ALTERAÇÕES QUALITATIVAS – Para Paim (1993), os transtornos qualitativos da memória de evocação denominam-se de paramnésias, as quais são divididas em ilusões mnêmicas, alucinações mnêmicas, fabulações, fenômeno do já visto, cruotomnesia e ecmnesia.
As ilusões mnêmicas são constituídas pela formação das lembranças em virtude do acréscimo de elementos falsos ao núcleo da imagem mnêmica, razão pela qual esta adquire o caráter de lembrança fictícia. Segundo Dalgalarrondo (2008), nas ilusões mnêmicas há o acréscimo de elementos falsos a um núcleo verdadeiro de memória. Por isso, a lembrança adquire caráter fictício. Muitos pacientes informam sobre o seu passado indicando claramente deformação de lembranças reais. Ocorre na esquizofrenia, na paranóia, na histeria grave, nos transtornos da personalidade (borderline, histriônica, esquizotípica, etc).
As alucinações mnêmicas são as criações imaginativas com aparência de reminiscência, que não correspondem a nenhuma imagem de épocas passadas. Segundo Dalgalarrondo (2008), as alucinações mnêmicas são verdadeiras criações imaginativas com a aparência de lembranças ou reminiscências que não correspondem a qualquer elemento mnêmico, a qualquer lembrança verdadeira. Podem surgir de modo repentino, sem corresponder a qualquer acontecimento. Ocorrem principalmente na esquizofrenia e em outras psicoses funcionais.
As fabulações consistem no relato de coisas fantásticas que, na realidade, nunca aconteceram. Em grande parte, resultam de uma alteração da fixação e de uma incapacidade para reconhecer como falsas as imagens produzidas pela fantasia. Segundo Dalgalarrondo (2008), as fabulações (ou confabulações), os elementos da imaginação do doente ou mesmo lembranças isoladas completam artificialmente as lacunas de memória, produzidas, em geral, por déficit da memória de fixação. Além do déficit de fixação, o doente não é capaz de reconhecer como falsas as imagens produzidas pela fantasia.
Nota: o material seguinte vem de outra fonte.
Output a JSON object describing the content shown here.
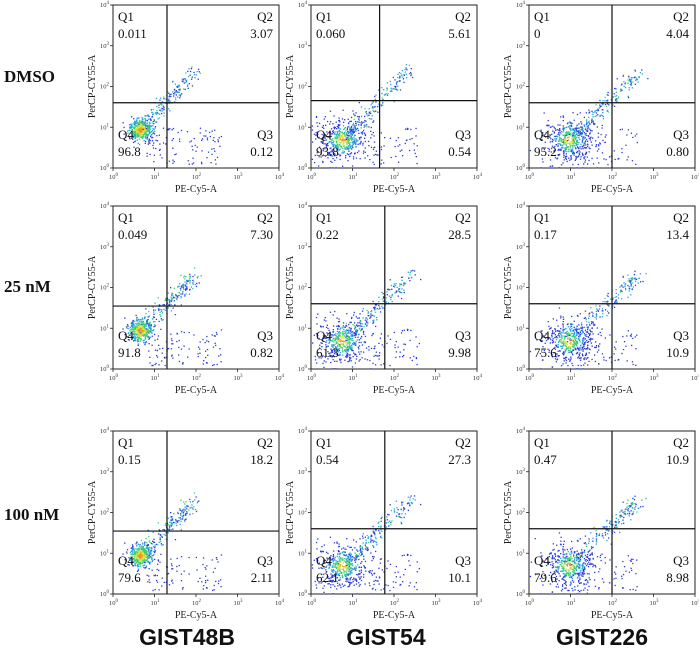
{
  "x_axis_label": "PE-Cy5-A",
  "y_axis_label": "PerCP-CY55-A",
  "rows": [
    "DMSO",
    "25 nM",
    "100 nM"
  ],
  "columns": [
    "GIST48B",
    "GIST54",
    "GIST226"
  ],
  "tick_labels": [
    "10",
    "10",
    "10",
    "10",
    "10"
  ],
  "tick_exponents": [
    "0",
    "1",
    "2",
    "3",
    "4"
  ],
  "quadrant_names": [
    "Q1",
    "Q2",
    "Q3",
    "Q4"
  ],
  "chart_data": [
    {
      "type": "scatter",
      "row": "DMSO",
      "column": "GIST48B",
      "xlim": [
        1,
        10000
      ],
      "ylim": [
        1,
        10000
      ],
      "x_scale": "log",
      "y_scale": "log",
      "quadrant_gate": [
        20,
        40
      ],
      "quadrants": {
        "Q1": "0.011",
        "Q2": "3.07",
        "Q3": "0.12",
        "Q4": "96.8"
      }
    },
    {
      "type": "scatter",
      "row": "DMSO",
      "column": "GIST54",
      "xlim": [
        1,
        10000
      ],
      "ylim": [
        1,
        10000
      ],
      "x_scale": "log",
      "y_scale": "log",
      "quadrant_gate": [
        45,
        45
      ],
      "quadrants": {
        "Q1": "0.060",
        "Q2": "5.61",
        "Q3": "0.54",
        "Q4": "93.8"
      }
    },
    {
      "type": "scatter",
      "row": "DMSO",
      "column": "GIST226",
      "xlim": [
        1,
        10000
      ],
      "ylim": [
        1,
        10000
      ],
      "x_scale": "log",
      "y_scale": "log",
      "quadrant_gate": [
        100,
        40
      ],
      "quadrants": {
        "Q1": "0",
        "Q2": "4.04",
        "Q3": "0.80",
        "Q4": "95.2"
      }
    },
    {
      "type": "scatter",
      "row": "25 nM",
      "column": "GIST48B",
      "xlim": [
        1,
        10000
      ],
      "ylim": [
        1,
        10000
      ],
      "x_scale": "log",
      "y_scale": "log",
      "quadrant_gate": [
        20,
        35
      ],
      "quadrants": {
        "Q1": "0.049",
        "Q2": "7.30",
        "Q3": "0.82",
        "Q4": "91.8"
      }
    },
    {
      "type": "scatter",
      "row": "25 nM",
      "column": "GIST54",
      "xlim": [
        1,
        10000
      ],
      "ylim": [
        1,
        10000
      ],
      "x_scale": "log",
      "y_scale": "log",
      "quadrant_gate": [
        60,
        40
      ],
      "quadrants": {
        "Q1": "0.22",
        "Q2": "28.5",
        "Q3": "9.98",
        "Q4": "61.3"
      }
    },
    {
      "type": "scatter",
      "row": "25 nM",
      "column": "GIST226",
      "xlim": [
        1,
        10000
      ],
      "ylim": [
        1,
        10000
      ],
      "x_scale": "log",
      "y_scale": "log",
      "quadrant_gate": [
        100,
        40
      ],
      "quadrants": {
        "Q1": "0.17",
        "Q2": "13.4",
        "Q3": "10.9",
        "Q4": "75.6"
      }
    },
    {
      "type": "scatter",
      "row": "100 nM",
      "column": "GIST48B",
      "xlim": [
        1,
        10000
      ],
      "ylim": [
        1,
        10000
      ],
      "x_scale": "log",
      "y_scale": "log",
      "quadrant_gate": [
        20,
        35
      ],
      "quadrants": {
        "Q1": "0.15",
        "Q2": "18.2",
        "Q3": "2.11",
        "Q4": "79.6"
      }
    },
    {
      "type": "scatter",
      "row": "100 nM",
      "column": "GIST54",
      "xlim": [
        1,
        10000
      ],
      "ylim": [
        1,
        10000
      ],
      "x_scale": "log",
      "y_scale": "log",
      "quadrant_gate": [
        60,
        40
      ],
      "quadrants": {
        "Q1": "0.54",
        "Q2": "27.3",
        "Q3": "10.1",
        "Q4": "62.1"
      }
    },
    {
      "type": "scatter",
      "row": "100 nM",
      "column": "GIST226",
      "xlim": [
        1,
        10000
      ],
      "ylim": [
        1,
        10000
      ],
      "x_scale": "log",
      "y_scale": "log",
      "quadrant_gate": [
        100,
        40
      ],
      "quadrants": {
        "Q1": "0.47",
        "Q2": "10.9",
        "Q3": "8.98",
        "Q4": "79.6"
      }
    }
  ]
}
As fabulações (ou confabulações) são invenções, produtos da imaginação do paciente, que preenchem um vazio da memória. O paciente não tem intenção de mentir ou enganar o entrevistador. É possível produzi-las, direcioná-las ou estimulá-las ao perguntar ao doente se ele lembra de um encontro há dois anos, em um bar de seu bairro, ou perguntando-lhe o que fez no domingo anterior (ou na noite passada). As fabulações são entendidas como um déficit de “monitoração da realidade”. Ocorrem frequentemente na síndrome de Korsakoff, secundária ao alcoolismo crônico, associado a déficit da tiamina (vitamina B1), traumatismo craniano, encefalite herpética, intoxicação pelo monóxido de carbono, etc. A síndrome de Korsakoff é caracterizada por déficit intenso de memória de fixação (sobretudo do tipo episódica), que geralmente vem acompanhado de fabulações e desorientação temporoespacial.
O fenômeno do já visto consiste no fato de o individuo ter a impressão de que a vivencia atual foi experimentada no passado.
A criptomnésia é um falseamento da memória em virtude do qual as lembranças perdem suas qualidades e aparecem ao paciente como fatos novos.
A ecmnesia consiste na revivescência muito intensa, às vezes de duração breve, de lembranças anteriores que pareciam esquecidas. Esses indivíduos podem perder a identidade atual e vivem as cenas evocadas como se estivessem recolocados na época de sua existência em que elas sucederam.

REFERÊNCIAS
DALGALARRONDO, Paulo. Psicopatologia e semiologia dos transtornos mentais. Porto Alegre: Artmed, 2008.
PAIM, Isaías. Curso de psicopatologia. São Paulo: EPU, 1993.